To keep diversity and inclusion fresh, it helps to innovate new ways of delivering the message.
“Some of our member companies are engaging in ally projects, where training is given to one person to speak for others who might struggle to speak up in a difficult situation,” says Kara McGann of Ibec.
“We’re also seeing the introduction of a disability passport, whereby a person agrees the reasonable accommodation they need to be able to do their job to the fullest extent and so, in the case of promotion or getting a new boss, they don’t have to tell their story all over again.”
Employers are increasingly checking their job advertisements for bias too, putting the text through apps such as Gender Decoder for Job Ads, and Textio, to ensure language is gender-neutral.
“It’s about only putting in the essential job skills required for the job, to make sure there is not something in your language that is putting people off. In particular, we know the research shows that women will only apply if they can do 100 per cent of the job spec, while men will have a go when they see they have 60 per cent of the skills or experience required.”
Organisations are being increasingly proactive on this front, reaching in to their staff cohort if they see women aren’t coming through sufficiently and asking why they haven’t applied for a role, suggesting that they do so.
“It’s about encouraging women to say what their concerns are, and then addressing them. It’s about innovating lots of little stuff, which all adds up to a more diverse and inclusive culture,” says McGann.
Storytelling is a really effective way of engaging people with diversity and inclusion. Deloitte used this very effectively recently with two innovative photography projects.

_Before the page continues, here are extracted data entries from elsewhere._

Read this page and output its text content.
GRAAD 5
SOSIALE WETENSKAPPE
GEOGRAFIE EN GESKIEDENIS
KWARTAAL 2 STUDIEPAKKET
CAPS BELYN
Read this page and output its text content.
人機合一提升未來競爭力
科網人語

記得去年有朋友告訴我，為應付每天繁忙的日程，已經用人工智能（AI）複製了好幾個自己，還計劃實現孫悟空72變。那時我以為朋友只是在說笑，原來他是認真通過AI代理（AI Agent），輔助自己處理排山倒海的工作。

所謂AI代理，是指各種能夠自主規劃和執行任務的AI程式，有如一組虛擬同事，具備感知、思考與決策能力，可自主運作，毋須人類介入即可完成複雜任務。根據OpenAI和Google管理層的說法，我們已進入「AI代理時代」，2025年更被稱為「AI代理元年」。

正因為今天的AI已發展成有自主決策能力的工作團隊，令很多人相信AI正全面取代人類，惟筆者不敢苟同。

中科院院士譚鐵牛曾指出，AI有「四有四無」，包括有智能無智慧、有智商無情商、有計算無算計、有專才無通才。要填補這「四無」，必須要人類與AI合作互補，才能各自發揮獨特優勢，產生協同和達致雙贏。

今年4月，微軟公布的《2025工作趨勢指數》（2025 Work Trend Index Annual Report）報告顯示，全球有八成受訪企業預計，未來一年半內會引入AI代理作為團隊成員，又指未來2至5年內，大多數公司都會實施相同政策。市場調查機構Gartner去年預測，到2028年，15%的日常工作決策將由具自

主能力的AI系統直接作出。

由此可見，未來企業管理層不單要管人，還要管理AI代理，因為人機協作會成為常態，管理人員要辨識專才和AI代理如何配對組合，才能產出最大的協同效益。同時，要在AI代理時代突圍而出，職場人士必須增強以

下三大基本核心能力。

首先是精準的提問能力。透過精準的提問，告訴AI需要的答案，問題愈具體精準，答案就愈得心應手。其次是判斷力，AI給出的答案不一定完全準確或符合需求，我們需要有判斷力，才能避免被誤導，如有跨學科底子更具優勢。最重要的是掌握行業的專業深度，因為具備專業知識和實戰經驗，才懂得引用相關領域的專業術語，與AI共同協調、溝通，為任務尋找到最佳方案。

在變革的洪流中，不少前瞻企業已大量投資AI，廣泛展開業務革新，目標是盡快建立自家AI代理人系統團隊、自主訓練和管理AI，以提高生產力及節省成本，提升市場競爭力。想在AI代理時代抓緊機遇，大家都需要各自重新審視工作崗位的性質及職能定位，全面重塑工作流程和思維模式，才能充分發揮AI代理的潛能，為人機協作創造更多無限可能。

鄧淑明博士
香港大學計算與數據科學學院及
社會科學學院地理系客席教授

“Taking a social advocacy research method, PhotoVoice, not used in the corporate world before, we facilitated people at Deloitte to share their stories using photography,” says Valarie Daunt, Deloitte’s partner in human capital management.
The first project focused on cultural diversity, with 11 people from nine different countries working in Deloitte Ireland taking photos symbolising the benefits and challenges of working and living in Ireland.
“We then created an art exhibition and a catalogue to showcase their captioned photos to their leaders and colleagues. The visual impact of the photos alongside the personal stories created a step change in engagement across the firm, as people were able to connect with the individual and the stories in a totally different way to data from a focus group or survey,” she says.
The second PhotoVoice project was with 11 parents, who took photos representing what it is like to juggle having a family with progressing a career at Deloitte. “The impact of this project was incredibly powerful as we had a combination of mothers and fathers with very different family situations participating, in addition to a member of the executive group. The honesty of the parents around the challenges they can face told a very compelling and impactful story. It also provided clear insights as to what supports they value and where Deloitte can make a positive impact. The PhotoVoice method helped us get under the skin of an inclusion issue in a totally new and fresh way, which really engaged people and brought the conversation to a deeper level than before.”
There are smaller innovations organisations can start implementing straightaway, such as creating an ‘inclusion moment’ at the start of meetings, where the chair may ask if anyone has an inclusion story to share.
What is innovative about it is that it borrows from best practice in another sector. “Organisations where safety is a key concern, such as construction and energy, sometimes have a similar ‘safety moment’ to continually reinforce the importance of a key priority within the organisation,” says Daunt.
“Taking two minutes at the start of each meeting is another way of reminding people of the importance placed on inclusion and a good way of sharing stories, which people remember more easily.”